Data processing and storage
At JGU, MOGON II is among the top 100 high-performance computers in the world. It provides researchers at the JGU Mainz and associated institutions with a computing infrastructure to enable increasingly large datasets to be processed and analysed. Well-maintained systems for the short-, medium- and long-term storage of electronic data are provided by JGU’s ZDV (“Zentrale Datenverarbeitung”). Besides maintaining a substantial backup system, the data storage process is monitored by IT specialists to ensure the integrity of data for at least ten years.
Comparable facilities and services exist at the other institutions within our SFB. The Hessian Competence Cluster for High Performance Computing (HKHLR), for example, provides a powerful network of high-performance computers across Hessen with support and training for their use. The Hessen research data infrastructure network (HeFDI) is intended to initiate and coordinate the necessary organisational and technological processes to anchor research data management at the participating universities. Both GU Frankfurt and TU Darmstadt are members of the HeFDI.
Data sharing
Electronic data is easily and securely shared between groups within and outside of the SFB via file transfer protocol (FTP) servers, the file-sharing software Seafile (hosted at JGU), or the content and document management software SharePoint (hosted at the participating universities).
In order to make the data generated as part of this SFB accessible to the wider scientific community, publication of results in open access journals and databases is encouraged.
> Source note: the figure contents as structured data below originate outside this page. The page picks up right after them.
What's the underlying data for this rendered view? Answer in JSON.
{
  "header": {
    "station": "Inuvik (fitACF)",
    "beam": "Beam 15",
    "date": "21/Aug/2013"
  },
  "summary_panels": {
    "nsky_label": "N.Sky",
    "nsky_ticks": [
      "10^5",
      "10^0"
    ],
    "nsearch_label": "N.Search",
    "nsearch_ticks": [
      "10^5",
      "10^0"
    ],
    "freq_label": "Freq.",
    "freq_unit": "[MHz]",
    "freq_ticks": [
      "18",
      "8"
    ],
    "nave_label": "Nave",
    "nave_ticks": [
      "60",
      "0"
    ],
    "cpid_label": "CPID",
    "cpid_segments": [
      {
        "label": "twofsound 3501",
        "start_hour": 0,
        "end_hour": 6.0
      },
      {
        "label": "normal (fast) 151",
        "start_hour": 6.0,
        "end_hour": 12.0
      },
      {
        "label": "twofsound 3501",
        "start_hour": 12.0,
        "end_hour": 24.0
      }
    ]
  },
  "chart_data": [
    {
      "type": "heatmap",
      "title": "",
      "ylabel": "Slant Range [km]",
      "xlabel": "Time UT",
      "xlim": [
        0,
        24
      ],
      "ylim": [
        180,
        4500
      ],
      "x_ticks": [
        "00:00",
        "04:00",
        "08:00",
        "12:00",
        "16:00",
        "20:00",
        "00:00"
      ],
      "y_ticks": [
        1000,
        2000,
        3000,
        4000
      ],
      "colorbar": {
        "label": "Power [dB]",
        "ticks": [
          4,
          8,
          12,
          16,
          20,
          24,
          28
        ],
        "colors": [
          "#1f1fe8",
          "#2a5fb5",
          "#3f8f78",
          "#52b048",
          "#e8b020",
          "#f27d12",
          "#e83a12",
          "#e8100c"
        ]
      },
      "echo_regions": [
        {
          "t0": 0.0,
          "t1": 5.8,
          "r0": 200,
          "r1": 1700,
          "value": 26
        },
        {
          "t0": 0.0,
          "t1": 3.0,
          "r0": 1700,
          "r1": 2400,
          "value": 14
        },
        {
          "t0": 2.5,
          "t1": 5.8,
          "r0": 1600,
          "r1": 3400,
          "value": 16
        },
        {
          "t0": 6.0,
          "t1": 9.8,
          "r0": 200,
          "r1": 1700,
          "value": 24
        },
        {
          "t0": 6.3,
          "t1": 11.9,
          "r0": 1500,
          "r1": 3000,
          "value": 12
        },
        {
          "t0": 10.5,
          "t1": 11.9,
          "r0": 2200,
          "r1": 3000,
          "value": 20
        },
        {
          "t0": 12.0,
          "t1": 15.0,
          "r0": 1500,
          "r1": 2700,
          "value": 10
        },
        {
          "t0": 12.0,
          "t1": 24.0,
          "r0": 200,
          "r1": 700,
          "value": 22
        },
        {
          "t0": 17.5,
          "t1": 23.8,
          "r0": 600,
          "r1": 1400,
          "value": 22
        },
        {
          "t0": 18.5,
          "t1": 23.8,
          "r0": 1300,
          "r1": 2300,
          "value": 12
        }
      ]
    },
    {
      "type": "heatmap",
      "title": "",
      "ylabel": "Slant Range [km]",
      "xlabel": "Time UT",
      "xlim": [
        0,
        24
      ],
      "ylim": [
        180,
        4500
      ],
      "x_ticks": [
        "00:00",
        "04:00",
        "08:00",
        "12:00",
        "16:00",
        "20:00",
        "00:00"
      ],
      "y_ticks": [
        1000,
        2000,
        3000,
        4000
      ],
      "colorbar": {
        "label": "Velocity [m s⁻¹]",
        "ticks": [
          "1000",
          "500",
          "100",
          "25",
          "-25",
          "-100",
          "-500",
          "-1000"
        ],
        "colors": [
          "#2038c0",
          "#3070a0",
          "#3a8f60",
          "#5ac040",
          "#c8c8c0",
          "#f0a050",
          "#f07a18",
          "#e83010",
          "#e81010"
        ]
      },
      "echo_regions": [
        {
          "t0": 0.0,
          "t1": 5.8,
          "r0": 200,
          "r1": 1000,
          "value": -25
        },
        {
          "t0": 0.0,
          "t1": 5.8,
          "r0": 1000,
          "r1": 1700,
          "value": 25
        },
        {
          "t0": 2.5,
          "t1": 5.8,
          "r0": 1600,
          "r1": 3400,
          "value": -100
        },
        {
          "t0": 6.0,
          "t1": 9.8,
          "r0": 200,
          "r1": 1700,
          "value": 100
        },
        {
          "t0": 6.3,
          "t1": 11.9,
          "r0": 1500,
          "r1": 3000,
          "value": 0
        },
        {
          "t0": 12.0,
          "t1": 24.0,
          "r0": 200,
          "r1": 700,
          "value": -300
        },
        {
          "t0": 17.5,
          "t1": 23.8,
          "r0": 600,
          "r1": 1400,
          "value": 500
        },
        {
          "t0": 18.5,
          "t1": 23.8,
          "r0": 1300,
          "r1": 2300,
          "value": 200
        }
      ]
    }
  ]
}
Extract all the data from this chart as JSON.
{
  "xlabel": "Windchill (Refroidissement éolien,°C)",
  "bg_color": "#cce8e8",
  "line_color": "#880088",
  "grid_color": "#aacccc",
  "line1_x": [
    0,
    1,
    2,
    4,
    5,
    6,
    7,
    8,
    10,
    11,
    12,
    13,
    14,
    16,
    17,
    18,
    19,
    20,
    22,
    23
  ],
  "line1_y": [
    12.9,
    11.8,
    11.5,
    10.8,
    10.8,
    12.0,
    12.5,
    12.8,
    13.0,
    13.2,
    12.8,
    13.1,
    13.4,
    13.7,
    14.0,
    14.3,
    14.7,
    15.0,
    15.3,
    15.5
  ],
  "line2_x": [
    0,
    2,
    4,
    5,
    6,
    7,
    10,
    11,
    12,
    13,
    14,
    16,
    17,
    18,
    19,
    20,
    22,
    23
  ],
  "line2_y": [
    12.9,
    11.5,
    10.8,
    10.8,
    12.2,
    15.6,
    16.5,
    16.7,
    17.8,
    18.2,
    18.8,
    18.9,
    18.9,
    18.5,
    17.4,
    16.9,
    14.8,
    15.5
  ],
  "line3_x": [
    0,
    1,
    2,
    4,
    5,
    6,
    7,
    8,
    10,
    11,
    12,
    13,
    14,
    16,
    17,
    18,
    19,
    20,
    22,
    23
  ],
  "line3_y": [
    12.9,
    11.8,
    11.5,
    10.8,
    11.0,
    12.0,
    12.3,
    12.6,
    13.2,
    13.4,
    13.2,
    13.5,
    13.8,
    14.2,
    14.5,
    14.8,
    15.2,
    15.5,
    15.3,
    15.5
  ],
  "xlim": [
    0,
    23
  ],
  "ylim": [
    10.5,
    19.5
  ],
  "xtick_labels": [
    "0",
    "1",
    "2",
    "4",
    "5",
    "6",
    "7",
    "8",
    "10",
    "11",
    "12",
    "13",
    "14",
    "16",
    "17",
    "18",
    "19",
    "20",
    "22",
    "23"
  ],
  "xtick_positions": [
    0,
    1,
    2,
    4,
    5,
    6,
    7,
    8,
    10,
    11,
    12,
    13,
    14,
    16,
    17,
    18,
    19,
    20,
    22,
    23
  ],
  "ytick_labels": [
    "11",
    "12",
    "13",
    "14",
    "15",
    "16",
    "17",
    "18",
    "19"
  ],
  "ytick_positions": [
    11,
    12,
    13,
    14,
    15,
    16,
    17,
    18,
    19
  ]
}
Where possible, for example for proteomics projects, full datasets are included as standard supplementary material in any publications. Furthermore, researchers use public repositories, such as Gene Expression Omnibus or Short Read Archive, to make all additional relevant data associated with a publication publically available.
Within the SFB 1361, we provide training in data management to our scientists. For this, we cooperate with the JGU competence team “Research Data”.